Transformative Lehre für eine nachhaltige Welt

Heutige Gesellschaften stehen vor vielfältigen und oft schwer überschaubaren Herausforderungen. Soziale, wirtschaftliche und ökologische Krisen gehören ebenso dazu wie Krisen der Demokratie. Vor diesem Hintergrund begründet die Cusanus Hochschule für Gesellschaftsgestaltung (CHG) einen Typ von Wissenschaften, der Menschen zur verantwortungsvollen Bewältigung dieser Herausforderungen sowie zu einem guten Leben in einer häufig komplexen und widerspruchsvollen Welt befähigt. Die knodel foundation fördert diese Bildungseinrichtung, weil sie genau die Art von transformativer Lehre im Bereich Wirtschaftswissenschaften anbietet, die für eine systemische Transformation gebraucht wird.

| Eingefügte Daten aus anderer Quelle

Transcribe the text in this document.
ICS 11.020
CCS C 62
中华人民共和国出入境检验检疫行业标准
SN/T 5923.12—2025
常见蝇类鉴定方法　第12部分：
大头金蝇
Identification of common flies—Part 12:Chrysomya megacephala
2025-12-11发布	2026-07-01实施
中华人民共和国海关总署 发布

Cusanus Hochschule für Gesellschaftsgestaltung

Die Cusanus Hochschule für Gesellschaftsgestaltung ist eine staatlich anerkannte Hochschule in freier Trägerschaft in Bernkastel-Kues, Rheinland-Pfalz. Sie wurde 2014 gegründet und stellt einen neuen Typ von Hochschule dar, in dessen Lehre und Forschung sich Wissen, Handeln und Imaginationskraft zu verantwortungsvollem und wirksamen Engagement verbinden. Dafür erarbeitet sie didaktische und wissenschaftliche Methoden für gestaltungsorientierte Wissenschaften. Die aktive (Mit-)Gestaltung von Lehre, Forschung, Institution und Gesellschaft ist integraler Bestandteil aller vier Studiengänge.

Die Wirkung der Forschungs- und Bildungsinnovationen der CHG ist darauf ausgelegt, weit über die Hochschule hinaus zu strahlen. Gemeinsam mit ihren mittlerweile über 130 Studierenden, 60 Alumni (Stand Januar 2021), sowie Praxis-, Forschungs- und Förderpartnerinnen, entwickelt sich die Cusanus Hochschule zum Zentrum eines weitreichenden Netzwerkes des Wandels. So gelingt es, ihre etablierten Best Practices etwa in andere Hochschulen und weitere Bildungseinrichtungen hineinzutreiben. Dafür arbeitet die Hochschule mit Transformatorinnen wie der Bewegung „Fridays for Future“ und innovativen Unternehmen und Stiftungen zusammen. Durch diese Vernetzung entstehen neue Angebote wie Summer Schools, digitale Vorlesungsreihen und Praxiscamps. Mit Lehrmaterialien und Schulungen unterstützt die Hochschule reformwillige Lehrende anderer Universitäten und überzeugt einflussreiche Verlage. Schließlich erhöht sie mit bildungspolitischen Kampagnen den Druck auf jene, die sich von selbst nicht ändern wollen.

Dies gelingt indes nur deswegen, weil Fördernde dieses Wirkungspotenzial erkennen und die Hochschule in ihrem Anliegen unterstützen. Getragen von einer gemeinnützigen gGmbH erhält sie keine staatliche Grundförderung, sondern lebt von Zuwendungen und Studienbeträgen.